Understanding/Visualizing Complex Numbers

Question

So I've always imagined complex numbers as a point in a 2D plane. Is this a problem? Is there a fundamental difference between a point on a 2D plane and a complex number? Will I have issues with more advance concepts regarding complex numbers due to such a visualization? How should I otherwise imagine complex numbers?

Answer 1

As topological spaces, $\mathbb{C} \cong \mathbb{R}^2$ so it is perfectly reasonable (and useful) to identify a complex number with a ordered pair of real numbers.

Answer 2

There is nothing wrong with that. The thing is that complex numbers, as a set, can be thought as the points on a plane. But you have more than a set. Namely, you have a set with a structure defined on it. You can add and multiply numbers and certain rules are satisfied. This is what they call a field. This structure is actually more fundamental than the set itself. You can actually replace the set by a different "substrate".

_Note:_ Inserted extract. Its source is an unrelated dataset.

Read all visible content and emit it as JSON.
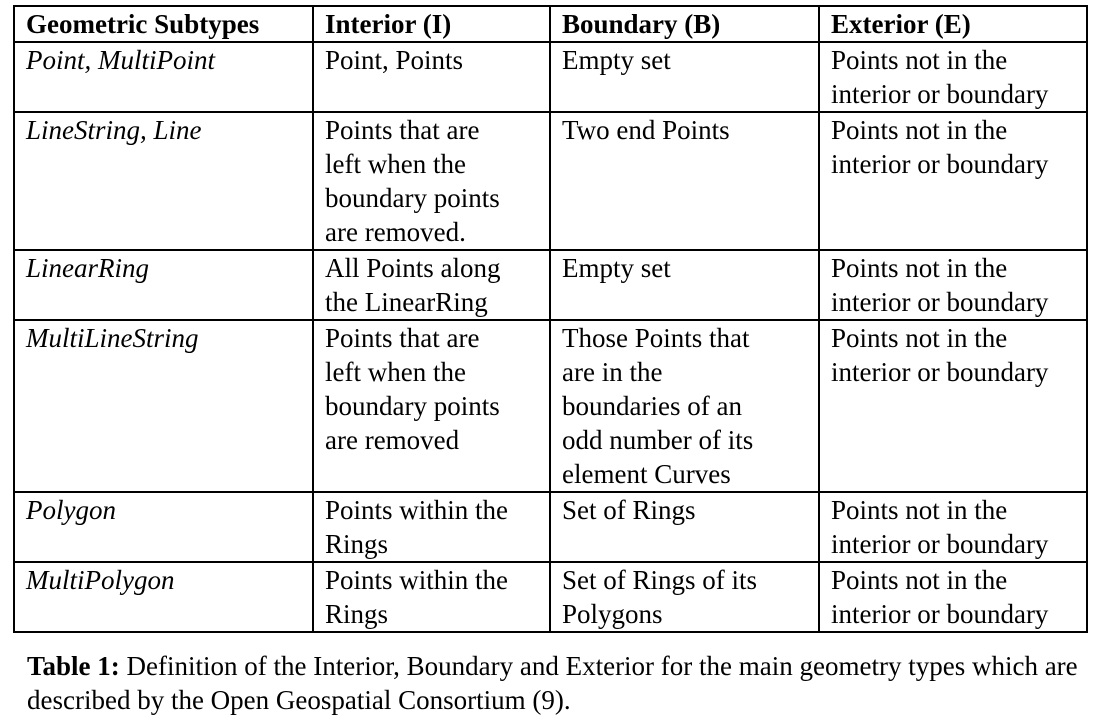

For example, the vector space $\mathbb{R}^2$ can be identified with the set of points on a plane too. But it is a completely different animal, it has a different structure. You cannot multiply vectors, for example.

Answer 3

I would say there's no harm in viewing them this way since, as vector spaces over $\mathbb{R}$, $\mathbb{R}^2$ and $\mathbb{C}$ are isomorphic. Regarding visualization, it might help your studies down the line if you think of a slightly modified geometric representation of complex numbers: every complex number can be written as $z=re^{i\theta}$. In this case $r$ is the absolute value, and $\theta$ describes the angle between the positive real axis and the number represented as a vector. So if you multiply two complex numbers $z_1=r_1e^{i\theta_1}$ and $z_2=r_2e^{i\theta_2}$, this corresponds to multiplying their absolute values and adding their phases and you'll end up with a complex number of the form $z_3=r_1r_2e^{i(\theta_1+\theta_2)}$. Without adopting this view further in your studies, you might not be able to appreciate what's happening geometrically.

Visualizing complex numbers as so as opposed to merely points in a set has helped me tremendously when thinking about their applications in AC circuits with apparent power, frequency responses, filtering, and sinusoidal voltage/current sources since their behavior is intrinsically described using complex numbers.